De optie die voor de hand ligt, is orgaandonatie in geval van 'bijna hersendood'. Soms is alle hoop op een relationeel leven verloren, maar zal het hersenoedeem niet tot hersendood leiden, bijvoorbeeld als de schedel gebarsten is (na een ongeval of een geweerschot), of als de continue drainage van het hersenvocht intracraniale hypertensie voorkomt. Of in het geval van een massieve intracerebrale bloeding.

Meer algemeen kunnen we spreken van 'niet-cerebrale dood'. Een optie die nu van toepassing is in een tiental landen, waaronder België, voor patiënten die ten dode zijn opgeschreven maar van wie bepaalde organen nog gezond genoeg zijn voor een transplantatie. De procedure vergt uiteraard een strikte scheiding tussen de intensive care teams en de transplantatieteams, evenals een expliciete goedkeuring door de naasten. Aanvankelijk werden deze patiënten 'non-heart beating donors' genoemd, in de veronderstelling dat de transplantatie plaatsvond zodra het hart was gestopt met kloppen. In heel wat centra wachtte men evenwel niet tot de perfusie van de organen volledig onderbroken was, om zo de organen zo functioneel mogelijk te houden. Het is inderdaad hypocriet om met gekruiste armen te staan wachten tot het hart helemaal stilvalt, terwijl het overlijden toch niet meer af te wenden is. Zie overigens ons standpunt daarover enkele jaren geleden al (Transplant Proc. 41(2):576-8, 2009). Intussen is de internationale term DCD voor 'Donation after Circulatory Death', in tegenstelling tot DBD (Donation after Brain Death).
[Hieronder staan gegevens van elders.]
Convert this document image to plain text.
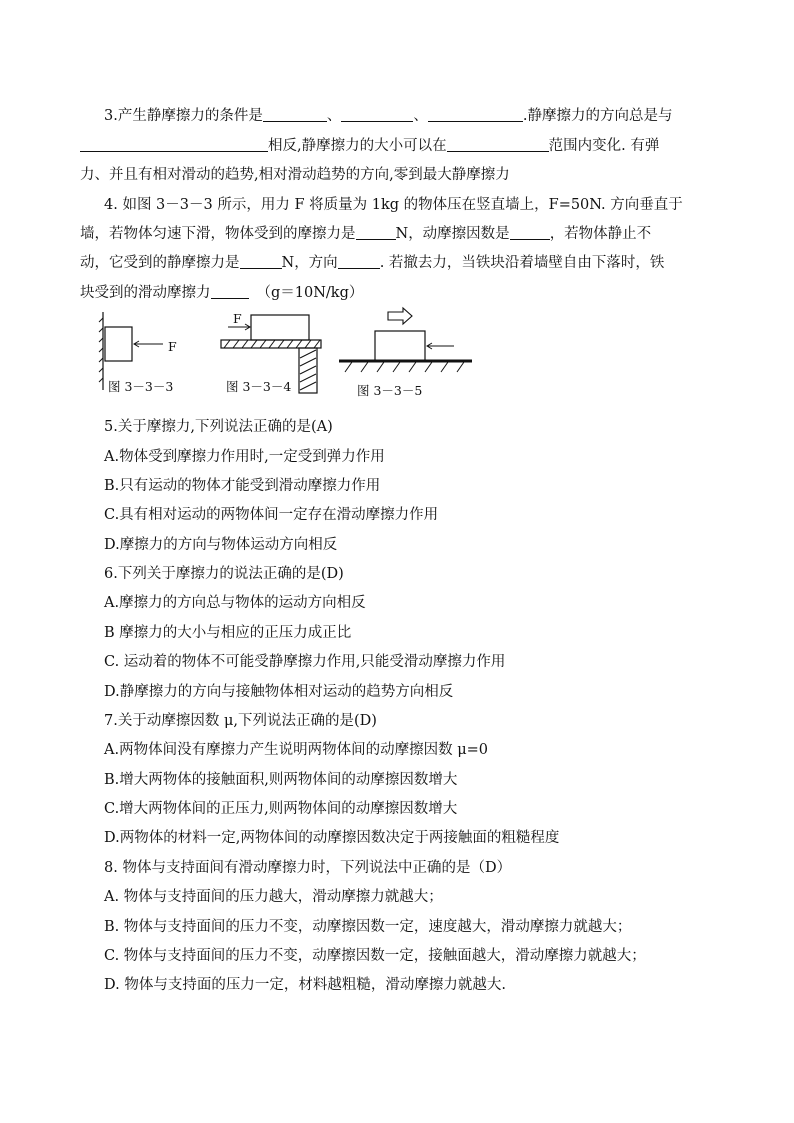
3.产生静摩擦力的条件是	、	、	.静摩擦力的方向总是与
相反,静摩擦力的大小可以在	范围内变化. 有弹
力、并且有相对滑动的趋势,相对滑动趋势的方向,零到最大静摩擦力
4. 如图 3－3－3 所示，用力 F 将质量为 1kg 的物体压在竖直墙上，F=50N. 方向垂直于
墙，若物体匀速下滑，物体受到的摩擦力是	N，动摩擦因数是	，若物体静止不
动，它受到的静摩擦力是	N，方向	. 若撤去力，当铁块沿着墙壁自由下落时，铁
块受到的滑动摩擦力	（g＝10N/kg）
F
图 3－3－3
F
图 3－3－4	图 3－3－5
5.关于摩擦力,下列说法正确的是(A)
A.物体受到摩擦力作用时,一定受到弹力作用
B.只有运动的物体才能受到滑动摩擦力作用
C.具有相对运动的两物体间一定存在滑动摩擦力作用
D.摩擦力的方向与物体运动方向相反
6.下列关于摩擦力的说法正确的是(D)
A.摩擦力的方向总与物体的运动方向相反
B 摩擦力的大小与相应的正压力成正比
C. 运动着的物体不可能受静摩擦力作用,只能受滑动摩擦力作用
D.静摩擦力的方向与接触物体相对运动的趋势方向相反
7.关于动摩擦因数 μ,下列说法正确的是(D)
A.两物体间没有摩擦力产生说明两物体间的动摩擦因数 μ=0
B.增大两物体的接触面积,则两物体间的动摩擦因数增大
C.增大两物体间的正压力,则两物体间的动摩擦因数增大
D.两物体的材料一定,两物体间的动摩擦因数决定于两接触面的粗糙程度
8. 物体与支持面间有滑动摩擦力时，下列说法中正确的是（D）
A. 物体与支持面间的压力越大，滑动摩擦力就越大；
B. 物体与支持面间的压力不变，动摩擦因数一定，速度越大，滑动摩擦力就越大；
C. 物体与支持面间的压力不变，动摩擦因数一定，接触面越大，滑动摩擦力就越大；
D. 物体与支持面的压力一定，材料越粗糙，滑动摩擦力就越大.
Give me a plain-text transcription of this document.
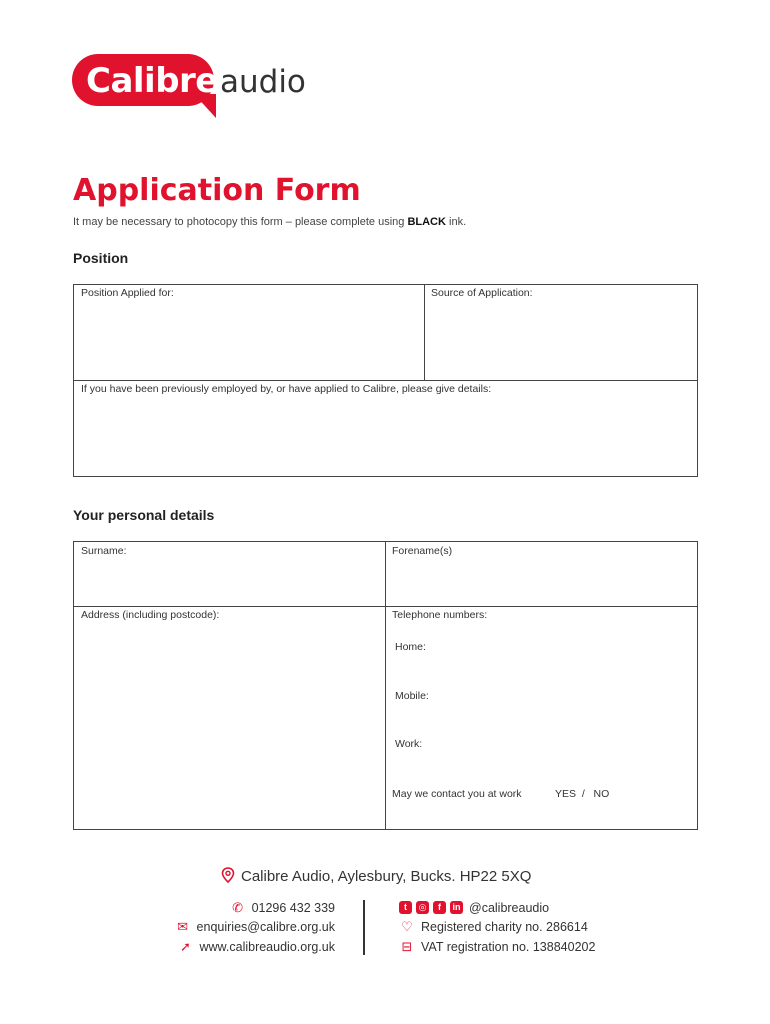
Calibre audio
Application Form

It may be necessary to photocopy this form – please complete using BLACK ink.

Position
Position Applied for:	Source of Application:
If you have been previously employed by, or have applied to Calibre, please give details:
Your personal details
Surname:	Forename(s)
Address (including postcode):	Telephone numbers:
Home:
Mobile:
Work:
May we contact you at work	YES  /   NO
Calibre Audio, Aylesbury, Bucks. HP22 5XQ
✆ 01296 432 339
✉ enquiries@calibre.org.uk
➚ www.calibreaudio.org.uk
t	◎	f	in @calibreaudio
♡ Registered charity no. 286614
⊟ VAT registration no. 138840202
Het aantal donoren - jaarlijks zo'n 300 gevallen van hersendood in België - kan meer dan verdrievoudigd worden.

Van de zowat 100.000 overlijdens per jaar in ons land, schat men dat meer dan de helft in de ziekenhuizen plaatsvinden, en zo'n 20.000 op intensieve zorg. In de grote meerderheid van de gevallen is orgaandonatie uitgesloten omwille van de leeftijd, orgaanfalen of infecties. Maar zelfs al gaat het maar in 3 à 4% van deze overlijdens om relatief jonge mensen met majeure hersenaandoeningen - dat aantal valt niet te verwaarlozen. Die patiënten kunnen orgaandonor worden op het moment dat de actieve behandeling wordt gestopt. Het gaat om klasse 3 in de classificatie van Maastricht: geprogrammeerde overlijdens bij stopzetting van de therapie. Het aantal donoren - jaarlijks zo'n 300 gevallen van hersendood in België - kan meer dan verdrievoudigd worden. Nederland is het eerste land waar het aantal DCD het aantal DBD heeft overtroffen. We kunnen ervan uitgaan dat dat binnenkort in de meeste Europese landen het geval zal zijn.

De optie DCD zou overigens ook van toepassing kunnen zijn bij euthanasie, en hier zijn de cijfers preciezer. In de JAMA rapporteerden collega's recent dat van de 2.013 gevallen van euthanasie die in 2016 in België werden aangevraagd, zo'n 10% in aanmerking kan komen voor orgaandonatie - na uitsluiting van oudere mensen, kankers en potentieel besmettelijke aandoeningen en pathologieën die het te transplanteren orgaan treffen. De auteurs schatten dat er in totaal 684 organen ter beschikking zouden komen (400 nieren, 179 longen, 75 levers en 30 pancreassen). Wat zou volstaan om aan de helft van de orgaantransplantaties in ons land tegemoet te komen, stellen de auteurs.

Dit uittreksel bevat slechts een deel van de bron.